Paper No. 248-4
Presentation Time: 9:00 AM-6:30 PM
GROUNDWATER ARSENIC IN SHALLOW AQUIFERS OF BENGAL DELTA PLAIN (WEST BENGAL): A MICROBIOLOGICAL APPROACH
The natural occurrence of groundwater As in shallow aquifers of the Bengal Delta Plain causes widespread human health problems in the region, including highly elevated rates of cancer and arsenicosis. The major issue is high concentrations of geogenic As in shallow drinking water aquifers. Arsenic concentrations in the aquifers are spatially heterogeneous and also vary throughout the year. We conducted a study in Chakdaha block, Nadia district, West Bengal, India, which has been identified as an arsenic “hot-spot”. A time scale monitoring program of several shallow tube wells was conducted to study variations in As concentration and other groundwater chemistry parameters over a time period of one year. Our results show that wells located closest (2-3 m) to impounded water systems (ponds) show the greatest variation (80-326 µg/L) in shallow groundwater As concentrations over the monitored time. Conservative ions including Cl exhibited a similar pattern of variation, as did HCO3 and DOC, suggesting a signature of high local reducing condition. The pond water As concentrations increase following the monsoons and decrease in the dry season, along with HCO3, DOC and Fe. We are currently conducting microcosm studies to characterize seasonal and spatial variation in the composition of As cycling microorganisms in the ponds compared the aquifers, as well as studies to characterize dissolve organic matter in pond and aquifer water.
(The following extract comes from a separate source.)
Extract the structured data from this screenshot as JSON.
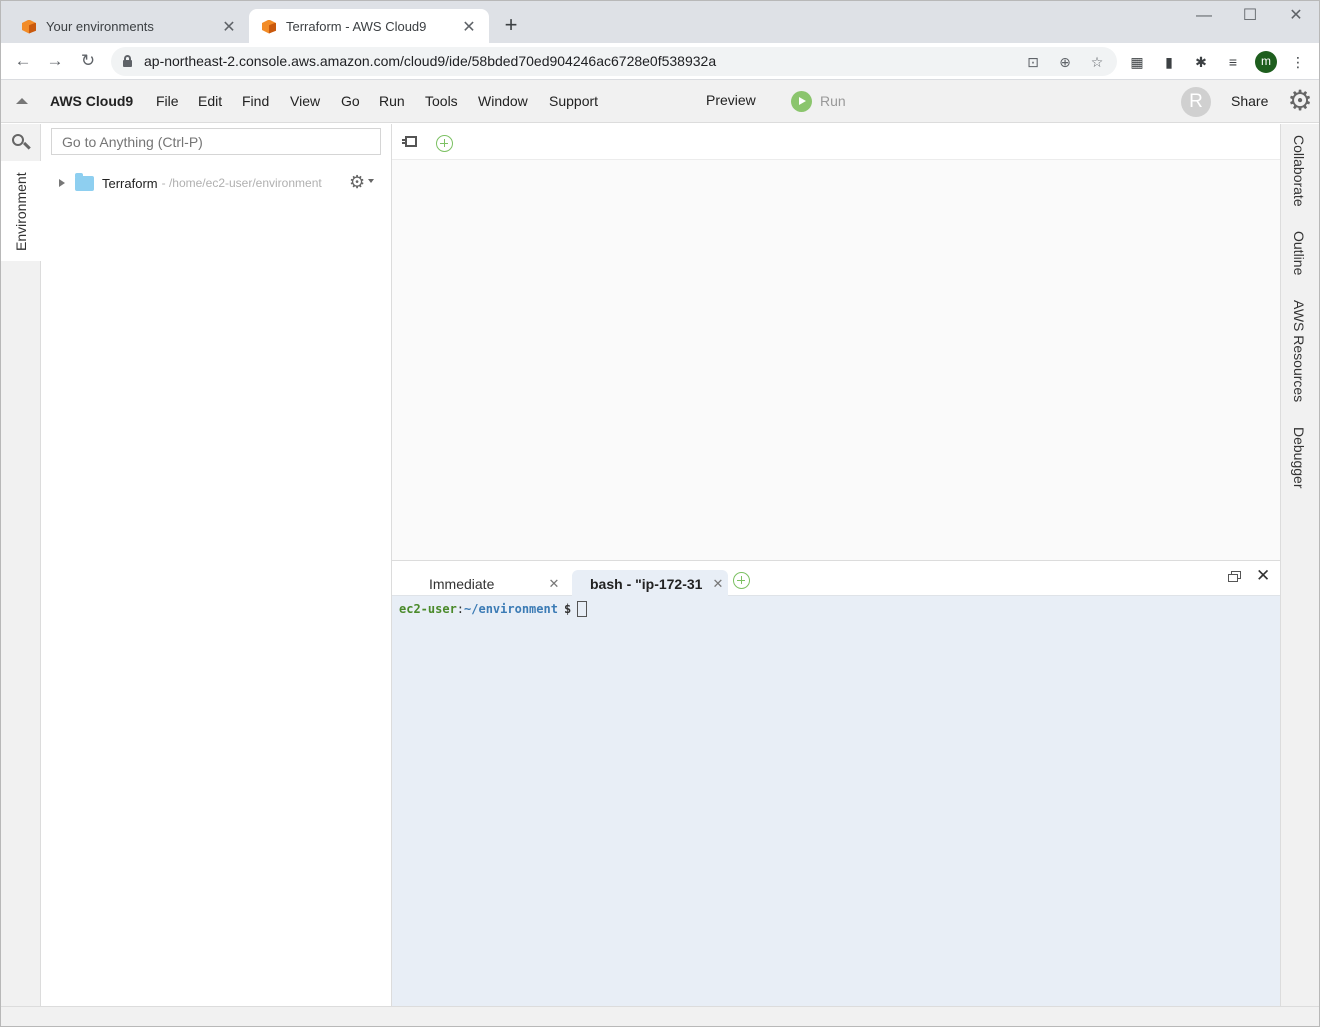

Our preliminary results suggest that dissolved, labile organic matter derived from the waste water ponds might stimulate geomicrobiological As cycling and reductive As mobilization in the aquifers, thereby controlling the release of As from aquifer sediments to groundwater. Localized and spatially variable reducing conditions within the aquifer may result from microbiological reduction of As- and Fe-oxyanions in response to the availability of labile surface-derived organic matter and nutrients in recharge water from the ponds.